Ixazomib, dexamethasone, and rituximab in treatment-naive patients with Waldenström macroglobulinemia: long-term follow-up

Abstract

Proteasome inhibition is a standard of care for the primary treatment of patients with Waldenström macroglobulinemia (WM). We present the long-term follow-up of a prospective, phase II clinical trial that evaluated the combination of ixazomib, dexamethasone, and rituximab (IDR) in 26 treatment-naive patients with WM. IDR was administered as 6 monthly induction cycles followed by 6 every-2-month maintenance cycles. The MYD88 L265P mutation was detected in all patients, and CXCR4 mutations were detected in 15 patients (58%). The median time to response (TTR) and time to major response (TTMR) were 2 and 6 months, respectively. Patients with and without CXCR4 mutations had median TTR of 3 months and 1 month, respectively (P = .003), and median TTMR of 10 months and 3 months, respectively (P = .31). The overall, major, and very good partial response (VGPR) rates were 96%, 77%, and 19%, respectively. The rate of VGPR in patients with and without CXCR4 mutations were 7% and 36%, respectively (P = .06). The median progression-free survival (PFS) was 40 months, the median duration of response (DOR) was 38 months, and the median time to next treatment (TTNT) was 40 months. PFS, DOR, and TTNT were not affected by CXCR4 mutational status. The safety profile was excellent with no grade 4 adverse events or deaths to date. IDR provides a safe and effective frontline treatment option for symptomatic patients with WM. This study was registered at www.clinicaltrials.gov as #NCT02400437.

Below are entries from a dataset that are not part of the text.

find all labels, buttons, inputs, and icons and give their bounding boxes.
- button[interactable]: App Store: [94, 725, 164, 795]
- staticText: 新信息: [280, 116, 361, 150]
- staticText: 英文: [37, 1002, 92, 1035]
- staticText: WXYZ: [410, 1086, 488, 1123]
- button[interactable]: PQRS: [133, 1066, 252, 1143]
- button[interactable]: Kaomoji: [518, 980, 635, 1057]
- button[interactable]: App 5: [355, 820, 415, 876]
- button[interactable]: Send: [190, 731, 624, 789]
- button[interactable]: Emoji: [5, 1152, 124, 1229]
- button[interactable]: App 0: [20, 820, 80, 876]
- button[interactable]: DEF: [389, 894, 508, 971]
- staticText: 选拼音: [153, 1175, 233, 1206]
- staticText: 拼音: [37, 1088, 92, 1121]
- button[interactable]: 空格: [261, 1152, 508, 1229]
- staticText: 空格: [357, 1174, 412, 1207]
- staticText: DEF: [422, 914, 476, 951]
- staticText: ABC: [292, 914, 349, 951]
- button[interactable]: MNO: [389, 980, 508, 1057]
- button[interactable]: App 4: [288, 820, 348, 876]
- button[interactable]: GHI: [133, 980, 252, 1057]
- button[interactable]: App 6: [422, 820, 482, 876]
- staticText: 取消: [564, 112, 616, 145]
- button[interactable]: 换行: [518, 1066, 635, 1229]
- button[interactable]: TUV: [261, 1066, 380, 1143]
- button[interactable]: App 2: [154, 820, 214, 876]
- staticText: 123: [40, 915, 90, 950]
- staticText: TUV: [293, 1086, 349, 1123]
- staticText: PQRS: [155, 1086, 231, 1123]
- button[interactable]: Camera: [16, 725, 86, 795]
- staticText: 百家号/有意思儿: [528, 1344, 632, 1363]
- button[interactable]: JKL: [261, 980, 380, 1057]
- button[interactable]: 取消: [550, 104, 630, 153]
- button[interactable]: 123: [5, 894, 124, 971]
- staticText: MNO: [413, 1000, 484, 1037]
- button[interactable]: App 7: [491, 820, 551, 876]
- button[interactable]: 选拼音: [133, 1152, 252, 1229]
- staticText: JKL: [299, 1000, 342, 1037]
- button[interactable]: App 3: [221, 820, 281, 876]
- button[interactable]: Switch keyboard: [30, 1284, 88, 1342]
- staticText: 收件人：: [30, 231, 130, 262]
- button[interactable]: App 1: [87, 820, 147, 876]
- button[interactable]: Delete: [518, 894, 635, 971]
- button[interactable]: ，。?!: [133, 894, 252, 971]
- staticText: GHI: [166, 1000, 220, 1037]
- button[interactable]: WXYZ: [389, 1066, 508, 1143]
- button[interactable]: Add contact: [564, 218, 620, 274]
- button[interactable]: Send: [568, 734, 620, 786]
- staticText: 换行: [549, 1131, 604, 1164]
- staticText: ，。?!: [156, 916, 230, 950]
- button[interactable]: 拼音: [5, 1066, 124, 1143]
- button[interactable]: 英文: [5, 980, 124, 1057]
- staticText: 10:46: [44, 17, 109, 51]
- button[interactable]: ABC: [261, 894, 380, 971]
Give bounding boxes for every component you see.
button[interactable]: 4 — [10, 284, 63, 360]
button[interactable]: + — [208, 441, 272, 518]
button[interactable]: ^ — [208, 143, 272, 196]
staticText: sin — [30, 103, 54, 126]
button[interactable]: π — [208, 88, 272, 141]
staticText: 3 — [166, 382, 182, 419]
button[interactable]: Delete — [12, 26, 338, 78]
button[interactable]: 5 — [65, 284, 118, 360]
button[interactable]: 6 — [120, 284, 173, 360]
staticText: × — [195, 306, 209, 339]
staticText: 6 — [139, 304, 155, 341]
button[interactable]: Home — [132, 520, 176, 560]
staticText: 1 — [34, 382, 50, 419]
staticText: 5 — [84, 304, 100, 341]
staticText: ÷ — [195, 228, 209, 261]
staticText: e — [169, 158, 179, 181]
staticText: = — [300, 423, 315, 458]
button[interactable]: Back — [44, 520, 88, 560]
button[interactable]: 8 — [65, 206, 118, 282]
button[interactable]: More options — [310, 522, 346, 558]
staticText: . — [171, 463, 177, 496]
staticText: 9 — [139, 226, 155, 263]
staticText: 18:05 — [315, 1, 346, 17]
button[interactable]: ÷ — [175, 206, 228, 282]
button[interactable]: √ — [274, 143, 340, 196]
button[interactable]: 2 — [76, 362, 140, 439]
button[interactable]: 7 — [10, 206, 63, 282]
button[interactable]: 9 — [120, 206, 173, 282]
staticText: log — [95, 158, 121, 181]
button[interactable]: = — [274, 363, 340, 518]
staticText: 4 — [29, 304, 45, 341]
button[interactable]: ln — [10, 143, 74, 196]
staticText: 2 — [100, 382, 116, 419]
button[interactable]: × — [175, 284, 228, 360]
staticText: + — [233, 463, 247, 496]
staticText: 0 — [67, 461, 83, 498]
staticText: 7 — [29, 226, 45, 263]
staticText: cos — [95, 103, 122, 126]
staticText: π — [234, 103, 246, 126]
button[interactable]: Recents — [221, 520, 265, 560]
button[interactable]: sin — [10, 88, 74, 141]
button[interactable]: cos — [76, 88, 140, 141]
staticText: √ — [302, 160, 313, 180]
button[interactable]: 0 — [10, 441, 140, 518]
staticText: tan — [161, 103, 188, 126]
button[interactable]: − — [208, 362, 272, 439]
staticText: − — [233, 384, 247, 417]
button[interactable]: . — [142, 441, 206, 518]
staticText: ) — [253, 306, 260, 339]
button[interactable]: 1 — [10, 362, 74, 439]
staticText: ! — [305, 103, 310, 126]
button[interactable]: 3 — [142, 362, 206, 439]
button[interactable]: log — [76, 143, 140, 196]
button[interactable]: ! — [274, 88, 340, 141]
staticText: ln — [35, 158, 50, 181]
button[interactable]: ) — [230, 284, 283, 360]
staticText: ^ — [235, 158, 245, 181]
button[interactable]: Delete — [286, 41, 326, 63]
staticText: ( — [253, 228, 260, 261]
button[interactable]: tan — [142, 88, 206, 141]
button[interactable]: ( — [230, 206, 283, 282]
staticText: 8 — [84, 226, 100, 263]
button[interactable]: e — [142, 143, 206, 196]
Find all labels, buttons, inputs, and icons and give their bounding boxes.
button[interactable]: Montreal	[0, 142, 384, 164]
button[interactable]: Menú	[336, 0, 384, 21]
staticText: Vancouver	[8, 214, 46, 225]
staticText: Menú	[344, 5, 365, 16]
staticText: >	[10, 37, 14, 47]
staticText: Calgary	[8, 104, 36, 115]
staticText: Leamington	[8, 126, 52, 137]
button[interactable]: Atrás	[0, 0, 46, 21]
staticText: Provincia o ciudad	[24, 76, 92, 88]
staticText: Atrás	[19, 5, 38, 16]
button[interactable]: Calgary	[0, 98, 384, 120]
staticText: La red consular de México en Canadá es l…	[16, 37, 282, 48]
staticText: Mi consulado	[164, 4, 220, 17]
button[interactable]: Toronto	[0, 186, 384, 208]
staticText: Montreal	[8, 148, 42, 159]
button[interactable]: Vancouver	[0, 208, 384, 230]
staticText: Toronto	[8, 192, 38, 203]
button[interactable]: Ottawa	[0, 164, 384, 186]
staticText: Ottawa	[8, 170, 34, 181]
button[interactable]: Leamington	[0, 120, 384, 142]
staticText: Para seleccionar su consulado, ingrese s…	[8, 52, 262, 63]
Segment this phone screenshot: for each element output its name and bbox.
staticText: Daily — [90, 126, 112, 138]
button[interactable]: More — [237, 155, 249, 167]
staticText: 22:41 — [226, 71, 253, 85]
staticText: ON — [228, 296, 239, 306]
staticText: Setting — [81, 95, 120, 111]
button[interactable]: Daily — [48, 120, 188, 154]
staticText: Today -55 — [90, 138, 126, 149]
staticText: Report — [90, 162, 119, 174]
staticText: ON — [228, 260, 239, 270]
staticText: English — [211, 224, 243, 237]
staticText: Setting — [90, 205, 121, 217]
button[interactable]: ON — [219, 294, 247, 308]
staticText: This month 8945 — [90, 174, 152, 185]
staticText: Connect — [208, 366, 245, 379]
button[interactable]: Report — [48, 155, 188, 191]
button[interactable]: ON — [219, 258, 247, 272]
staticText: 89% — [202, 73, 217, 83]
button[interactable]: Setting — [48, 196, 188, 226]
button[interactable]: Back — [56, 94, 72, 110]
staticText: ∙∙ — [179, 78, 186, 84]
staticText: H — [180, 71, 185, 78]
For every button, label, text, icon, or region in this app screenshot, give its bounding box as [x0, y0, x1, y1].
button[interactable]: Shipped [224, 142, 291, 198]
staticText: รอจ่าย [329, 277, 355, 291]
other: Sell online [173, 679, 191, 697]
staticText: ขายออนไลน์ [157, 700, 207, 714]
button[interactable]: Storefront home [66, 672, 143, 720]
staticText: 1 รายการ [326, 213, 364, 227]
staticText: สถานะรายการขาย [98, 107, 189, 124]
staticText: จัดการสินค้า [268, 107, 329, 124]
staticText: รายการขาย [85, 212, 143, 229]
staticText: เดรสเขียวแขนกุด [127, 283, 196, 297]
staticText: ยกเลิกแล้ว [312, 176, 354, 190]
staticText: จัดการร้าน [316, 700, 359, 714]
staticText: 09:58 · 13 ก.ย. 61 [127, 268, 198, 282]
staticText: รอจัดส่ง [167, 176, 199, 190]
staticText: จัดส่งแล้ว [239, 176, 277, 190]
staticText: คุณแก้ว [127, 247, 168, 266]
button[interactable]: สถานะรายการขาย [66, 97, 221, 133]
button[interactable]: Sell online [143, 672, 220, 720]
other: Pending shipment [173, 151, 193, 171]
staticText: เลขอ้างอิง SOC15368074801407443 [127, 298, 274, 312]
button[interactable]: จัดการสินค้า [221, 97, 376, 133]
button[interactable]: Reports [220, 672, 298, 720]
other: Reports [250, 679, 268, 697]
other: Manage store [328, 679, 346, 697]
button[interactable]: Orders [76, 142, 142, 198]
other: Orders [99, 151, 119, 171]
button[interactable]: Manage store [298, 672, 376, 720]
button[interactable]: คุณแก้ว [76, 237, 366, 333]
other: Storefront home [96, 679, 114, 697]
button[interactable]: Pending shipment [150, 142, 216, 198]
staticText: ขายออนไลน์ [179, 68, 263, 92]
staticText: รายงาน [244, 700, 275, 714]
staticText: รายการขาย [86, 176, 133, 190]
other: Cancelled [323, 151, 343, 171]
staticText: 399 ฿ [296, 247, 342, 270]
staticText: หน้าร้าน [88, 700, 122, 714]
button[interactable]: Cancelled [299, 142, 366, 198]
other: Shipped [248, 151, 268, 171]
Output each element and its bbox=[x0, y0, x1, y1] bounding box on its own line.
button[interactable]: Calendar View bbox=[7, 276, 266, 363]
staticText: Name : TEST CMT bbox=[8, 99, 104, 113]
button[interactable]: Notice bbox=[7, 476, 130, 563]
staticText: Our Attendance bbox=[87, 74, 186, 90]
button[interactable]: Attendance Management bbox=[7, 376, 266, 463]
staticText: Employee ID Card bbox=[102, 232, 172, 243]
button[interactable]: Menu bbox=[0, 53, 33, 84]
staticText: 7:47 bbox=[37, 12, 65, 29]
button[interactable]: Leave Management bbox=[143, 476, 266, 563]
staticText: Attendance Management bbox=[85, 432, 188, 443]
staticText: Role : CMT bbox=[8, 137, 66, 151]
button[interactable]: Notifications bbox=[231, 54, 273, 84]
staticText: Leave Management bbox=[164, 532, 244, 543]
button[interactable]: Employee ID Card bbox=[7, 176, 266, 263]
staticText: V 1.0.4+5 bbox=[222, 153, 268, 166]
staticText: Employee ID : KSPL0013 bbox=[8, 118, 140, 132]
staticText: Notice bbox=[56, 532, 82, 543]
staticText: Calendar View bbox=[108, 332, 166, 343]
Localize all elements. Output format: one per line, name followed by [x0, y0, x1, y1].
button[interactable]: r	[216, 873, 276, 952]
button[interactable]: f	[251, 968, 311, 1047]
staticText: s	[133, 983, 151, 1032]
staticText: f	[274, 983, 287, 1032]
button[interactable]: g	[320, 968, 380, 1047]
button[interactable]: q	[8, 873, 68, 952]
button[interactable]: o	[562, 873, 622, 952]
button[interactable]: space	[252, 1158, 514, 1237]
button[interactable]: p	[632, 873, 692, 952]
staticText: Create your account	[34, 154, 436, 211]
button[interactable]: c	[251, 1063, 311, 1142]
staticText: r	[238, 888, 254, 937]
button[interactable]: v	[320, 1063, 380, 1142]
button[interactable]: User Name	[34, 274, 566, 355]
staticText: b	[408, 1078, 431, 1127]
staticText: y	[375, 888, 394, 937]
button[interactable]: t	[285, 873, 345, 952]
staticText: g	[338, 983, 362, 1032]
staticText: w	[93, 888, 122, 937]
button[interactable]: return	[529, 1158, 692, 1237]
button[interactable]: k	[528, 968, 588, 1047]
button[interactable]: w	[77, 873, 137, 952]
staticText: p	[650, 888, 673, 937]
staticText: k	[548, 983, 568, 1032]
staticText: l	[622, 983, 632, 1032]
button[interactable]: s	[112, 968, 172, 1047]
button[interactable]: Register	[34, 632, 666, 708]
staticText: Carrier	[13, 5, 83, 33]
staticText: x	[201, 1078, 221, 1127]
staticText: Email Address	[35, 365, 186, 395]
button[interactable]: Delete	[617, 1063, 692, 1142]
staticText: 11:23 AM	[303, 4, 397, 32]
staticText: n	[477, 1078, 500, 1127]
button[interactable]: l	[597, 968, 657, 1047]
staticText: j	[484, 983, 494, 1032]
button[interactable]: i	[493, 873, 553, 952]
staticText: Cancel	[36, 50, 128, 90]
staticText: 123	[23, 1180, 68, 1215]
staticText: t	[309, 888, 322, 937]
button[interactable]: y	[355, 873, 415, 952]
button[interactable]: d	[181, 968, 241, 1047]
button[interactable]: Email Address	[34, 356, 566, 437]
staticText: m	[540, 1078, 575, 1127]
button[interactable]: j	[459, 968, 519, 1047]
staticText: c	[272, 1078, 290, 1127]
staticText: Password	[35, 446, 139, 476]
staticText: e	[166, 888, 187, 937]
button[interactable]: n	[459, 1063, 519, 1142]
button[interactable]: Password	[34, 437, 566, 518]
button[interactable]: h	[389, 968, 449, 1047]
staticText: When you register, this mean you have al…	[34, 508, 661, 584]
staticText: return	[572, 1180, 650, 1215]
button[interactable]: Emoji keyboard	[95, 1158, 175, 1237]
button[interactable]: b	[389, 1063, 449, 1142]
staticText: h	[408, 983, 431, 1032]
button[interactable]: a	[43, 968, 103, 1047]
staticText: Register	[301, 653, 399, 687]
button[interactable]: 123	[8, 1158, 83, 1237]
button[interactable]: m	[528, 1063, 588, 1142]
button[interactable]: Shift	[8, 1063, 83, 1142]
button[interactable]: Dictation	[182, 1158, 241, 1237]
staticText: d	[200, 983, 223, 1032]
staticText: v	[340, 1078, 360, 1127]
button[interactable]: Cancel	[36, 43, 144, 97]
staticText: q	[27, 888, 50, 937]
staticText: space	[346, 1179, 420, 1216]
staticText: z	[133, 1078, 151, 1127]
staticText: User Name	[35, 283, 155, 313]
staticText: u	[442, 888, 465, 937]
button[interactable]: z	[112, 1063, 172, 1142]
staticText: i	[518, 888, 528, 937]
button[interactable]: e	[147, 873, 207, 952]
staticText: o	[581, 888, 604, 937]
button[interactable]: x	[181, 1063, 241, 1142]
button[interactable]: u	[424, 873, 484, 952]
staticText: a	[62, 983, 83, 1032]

Conflict of interest statement

Conflict-of-interest disclosure: J.J.C. has received honoraria and/or research funds from AbbVie, Beigene, Janssen, Kymera, Millennium, Pharmacyclics, and TG Therapeutics. S.P.T. has received research funding and/or consulting fees from BMS, Pharmacyclics, and Janssen. The remaining authors declare no competing financial interests.

© 2020 by The American Society of Hematology.

Figures

Graphical abstract

Figure 1.

CONSORT diagram. The patient excluded was found to have diffuse large B-cell lymphoma at screening.

Figure 2.

Kaplan-Meier estimates for TTR and TTMR. Kaplan-Meier estimates for TTR for the entire cohort (A) and according to CXCR4 mutational status (B). TTMR for the entire cohort (C) and according to CXCR4 mutational status (D) of 26 patients with WM treated with IDR.

Figure 3.

Response rates of 26 patients with WM treated with IDR according to CXCR4 mutational status. Major response rates were 93% and 100% for patients with and without CXCR4 mutations, respectively.

Figure 4.

Kaplan-Meier estimates for PFS, DOR, and TTNT. Kaplan-Meier estimates for PFS for the entire cohort (A) and according to CXCR4 mutational status (B). DOR for the entire cohort (C) and according to CXCR4 mutational status (D). TTNT for the entire cohort (E) and according to CXCR4 mutational status (F) of 26 patients with WM treated with IDR.